ABCOMUNICA
La sala da pranzo dell'hotel Eremito proposto da Giulia Valentina
Giulia Valentina, per chi non la conosce, è una influencer italiana, originaria di Torino, che ha sviluppato una strategia social tutto sommato banale, con tanto di descrizioni dei suoi viaggi e del suo stile di vita, con gli immancabili due cagnolini al seguito, ecc... Il suo profilo Instagram è tuttavia molto seguito perché Giulia insegna i phrasal verbs dell’inglese parlato, commentati nelle sue stories in modo ironico e geniale.
Mi sono imbattuto nel suo profilo perché con una serie innumerevole di piccole stories, Giulia è andata in un hotel molto particolare. Si chiama Eremito e si trova nelle bellissime terre di San Francesco.
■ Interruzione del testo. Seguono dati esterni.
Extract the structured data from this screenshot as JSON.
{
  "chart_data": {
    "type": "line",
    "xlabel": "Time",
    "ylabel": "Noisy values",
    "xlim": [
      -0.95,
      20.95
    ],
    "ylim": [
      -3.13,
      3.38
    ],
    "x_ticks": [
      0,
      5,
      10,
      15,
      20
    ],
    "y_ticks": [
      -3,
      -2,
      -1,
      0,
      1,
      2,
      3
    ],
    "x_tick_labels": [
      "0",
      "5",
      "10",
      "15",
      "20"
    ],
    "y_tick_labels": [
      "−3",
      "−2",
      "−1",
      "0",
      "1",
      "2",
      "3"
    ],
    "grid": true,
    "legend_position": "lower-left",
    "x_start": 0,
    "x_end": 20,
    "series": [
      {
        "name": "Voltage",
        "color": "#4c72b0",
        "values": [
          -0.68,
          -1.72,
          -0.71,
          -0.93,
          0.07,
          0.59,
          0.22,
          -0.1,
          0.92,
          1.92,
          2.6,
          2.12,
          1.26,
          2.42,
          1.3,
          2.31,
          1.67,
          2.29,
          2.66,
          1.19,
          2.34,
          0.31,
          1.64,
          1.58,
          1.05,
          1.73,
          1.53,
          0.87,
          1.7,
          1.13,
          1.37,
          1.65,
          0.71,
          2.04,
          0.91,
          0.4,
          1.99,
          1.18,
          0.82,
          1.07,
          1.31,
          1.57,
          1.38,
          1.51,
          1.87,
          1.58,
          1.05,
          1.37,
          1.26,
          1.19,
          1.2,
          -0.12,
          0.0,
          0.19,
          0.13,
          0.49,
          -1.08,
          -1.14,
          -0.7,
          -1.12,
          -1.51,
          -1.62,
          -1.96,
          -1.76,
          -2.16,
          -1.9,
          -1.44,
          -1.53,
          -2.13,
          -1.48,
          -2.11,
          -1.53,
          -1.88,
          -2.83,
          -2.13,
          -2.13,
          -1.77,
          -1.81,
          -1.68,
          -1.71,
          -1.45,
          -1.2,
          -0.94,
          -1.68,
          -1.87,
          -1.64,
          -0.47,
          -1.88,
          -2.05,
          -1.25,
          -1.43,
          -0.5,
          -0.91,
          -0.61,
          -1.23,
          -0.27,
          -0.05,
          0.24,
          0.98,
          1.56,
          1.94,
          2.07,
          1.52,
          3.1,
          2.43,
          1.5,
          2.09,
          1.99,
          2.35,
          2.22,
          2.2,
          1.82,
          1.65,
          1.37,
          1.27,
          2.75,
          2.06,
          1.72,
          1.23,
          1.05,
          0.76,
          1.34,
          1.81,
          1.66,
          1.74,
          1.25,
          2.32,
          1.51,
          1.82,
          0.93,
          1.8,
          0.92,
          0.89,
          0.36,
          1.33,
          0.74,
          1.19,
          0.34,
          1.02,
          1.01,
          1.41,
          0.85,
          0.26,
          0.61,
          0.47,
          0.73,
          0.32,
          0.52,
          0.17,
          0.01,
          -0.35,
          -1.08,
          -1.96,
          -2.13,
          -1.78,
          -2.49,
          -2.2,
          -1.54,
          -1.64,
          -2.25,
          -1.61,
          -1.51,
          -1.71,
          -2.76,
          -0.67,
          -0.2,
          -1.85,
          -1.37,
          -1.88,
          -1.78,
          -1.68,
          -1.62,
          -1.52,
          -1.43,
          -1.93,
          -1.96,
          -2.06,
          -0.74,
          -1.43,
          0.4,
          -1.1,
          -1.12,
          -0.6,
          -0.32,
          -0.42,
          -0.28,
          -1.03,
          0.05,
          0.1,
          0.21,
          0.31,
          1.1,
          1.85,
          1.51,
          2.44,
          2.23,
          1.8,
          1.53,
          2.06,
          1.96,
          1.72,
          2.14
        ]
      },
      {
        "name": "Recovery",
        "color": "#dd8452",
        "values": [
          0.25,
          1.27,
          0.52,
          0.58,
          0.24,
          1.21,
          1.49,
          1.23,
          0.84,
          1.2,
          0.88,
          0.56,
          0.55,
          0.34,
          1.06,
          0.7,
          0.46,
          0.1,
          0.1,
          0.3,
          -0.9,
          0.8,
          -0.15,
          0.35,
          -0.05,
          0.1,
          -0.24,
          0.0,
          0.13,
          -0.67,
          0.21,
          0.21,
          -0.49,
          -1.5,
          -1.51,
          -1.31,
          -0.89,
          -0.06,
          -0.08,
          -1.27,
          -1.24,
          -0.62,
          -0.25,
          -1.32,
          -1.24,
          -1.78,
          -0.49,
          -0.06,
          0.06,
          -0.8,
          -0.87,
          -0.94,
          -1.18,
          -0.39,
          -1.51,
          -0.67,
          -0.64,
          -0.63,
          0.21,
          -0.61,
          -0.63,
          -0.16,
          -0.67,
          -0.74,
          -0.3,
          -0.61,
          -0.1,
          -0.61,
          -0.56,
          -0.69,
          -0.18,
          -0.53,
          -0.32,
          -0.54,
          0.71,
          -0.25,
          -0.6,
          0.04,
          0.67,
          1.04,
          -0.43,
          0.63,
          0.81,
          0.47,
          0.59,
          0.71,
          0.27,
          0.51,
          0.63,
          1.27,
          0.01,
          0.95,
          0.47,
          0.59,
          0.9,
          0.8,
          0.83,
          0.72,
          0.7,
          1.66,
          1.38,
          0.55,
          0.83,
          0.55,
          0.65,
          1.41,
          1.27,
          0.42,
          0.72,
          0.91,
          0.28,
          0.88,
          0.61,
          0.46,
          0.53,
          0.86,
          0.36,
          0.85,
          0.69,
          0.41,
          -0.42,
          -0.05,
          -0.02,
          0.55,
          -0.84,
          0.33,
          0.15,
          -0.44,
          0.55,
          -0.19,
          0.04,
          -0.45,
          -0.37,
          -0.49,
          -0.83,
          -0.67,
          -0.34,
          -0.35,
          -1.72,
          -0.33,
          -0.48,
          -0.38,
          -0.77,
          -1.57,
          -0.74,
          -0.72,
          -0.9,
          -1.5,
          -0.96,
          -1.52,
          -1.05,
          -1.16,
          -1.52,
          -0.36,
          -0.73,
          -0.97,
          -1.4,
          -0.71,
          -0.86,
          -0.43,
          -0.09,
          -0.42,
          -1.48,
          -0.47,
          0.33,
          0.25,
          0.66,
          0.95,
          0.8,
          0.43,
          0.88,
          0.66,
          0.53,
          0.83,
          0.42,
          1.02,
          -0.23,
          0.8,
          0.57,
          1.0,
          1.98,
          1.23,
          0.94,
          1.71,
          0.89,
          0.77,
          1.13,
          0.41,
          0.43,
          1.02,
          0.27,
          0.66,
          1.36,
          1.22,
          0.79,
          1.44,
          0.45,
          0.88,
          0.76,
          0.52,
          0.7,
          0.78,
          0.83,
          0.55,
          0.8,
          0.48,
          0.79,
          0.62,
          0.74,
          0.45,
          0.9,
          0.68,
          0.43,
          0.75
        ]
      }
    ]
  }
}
Come dice il nome, quest’hotel era infatti un monastero, con cellette spoglie, statua di santo all’ingresso e campana sul portone al posto del campanello.
Questo edificio che una volta fu sacro, l’ha acquistato un ricco signore, che lo ha trasformato in un hotel alternativo, lasciando intatta la sua struttura originaria.
L’hotel si propone ai “Solo-Travel”, quindi a chi viaggia senza compagnia. Del resto c’è spazio nelle celle solo per un letto da una piazza e mezzo e anche due fidanzati si troverebbero un po’ strettini.
La cosa interessante per noi è che tutto l’hotel è stato pensato come un’esperienza di digital-detox, ossia come un modo per staccarsi dal dominio dei social.
Lì lo smartphone prende poco, ma ciascuno si deve regolare da sè per lasciarlo spento, se vuole vivere appieno l’esperienza.
Ciò che affascina i visitatori è il clima che si respira: dappertutto si sente in sottofondo il canto gregoriano; ci sono cuscini ovunque e libri, dove ciascuno può ricavarsi lo spazio di silenzio per meditare. Esiste persino una vasca jacuzzi e un bagno turco.
Alla sera si accende il falò e con delle sdraio si socializza con gli altri ospiti sorseggiando tisane alle erbe.
Giulia Valentina ne parla con l’entusiasmo alle stelle: racconta, udite udite, che a cena si sta in silenzio... nessuno parla mentre mangia e questo creerebbe, così dice, un’esperienza fantastica.
Ebbene: chi è mai stato in un monastero vero, sa che queste cose la Chiesa le ha proposte da millenni a qualsiasi visitatore, sia uomo che donna, in tempi dove solo ai ricchi era permesso godere di accoglienze simili.
I monasteri di Occidente e Oriente offrivano il detox a tutti, con accoglienza degna di un principe anche ai visitatori senza soldi. Ogni soldato o contadino, lasciava fuori il suo mondo e si godeva qualche giorno di vera pace. Di detox diremmo oggi.
Com’è allora che una influencer nel 2020 scopre l’acqua calda e ne diffonde il messaggio, al punto che ora l’hotel Eremito, se vuoi prenotare una stanza, non ha più posti liberi fino al 2021?
La Chiesa ancora una volta non solo non ha saputo comunicare anche questo messaggio che aveva nel suo scrigno, ma ha disastrosamente creduto, in questi anni, di dover aggiornare quella proposta con contenuti che riteneva più moderni e più appetibili.
Peccato che oggi tutti cercano proprio quello schema di vita che lei conservava un tempo.
Cena in silenzio? Vetustità medievale.
Canto gregoriano? Meglio il canto di uccelli in mp3 o una musica new-age da Spa di un hotel a tre stelle.
Cella singola? Meglio le camere da sposi nella nuova foresteria con arredamento moderno, armadio e acqua calda.
Insomma, se perfino Giulia apprezza la quiete e l’essenzialità monastica, benché rivisitata e laicizzata in quel modo, forse c’è un immenso pubblico disposto persino a pagare per avere quel che la Chiesa aveva già pronto.
Forse occorrerebbe ascoltare di più la domanda del mondo moderno e non pensare di sapere già la risposta in base al nostro prodotto già confezionato e bell’e pronto.
Riformulare la proposta in base alle vere domande dei clienti è uno dei principi centrali del marketing. La Chiesa lo aveva già sempre fatto fino agli anni ‘60. Poi ha deciso che il suo contenuto non andava più bene e ha deciso di venderlo al mondo pagano. In mano agli imprenditori, l’eremitaggio è diventato così addirittura un mito, un “Ere-mito”.
Ancora una volta, la Chiesa avrebbe bisogno di marketing. Ma proprio tanto.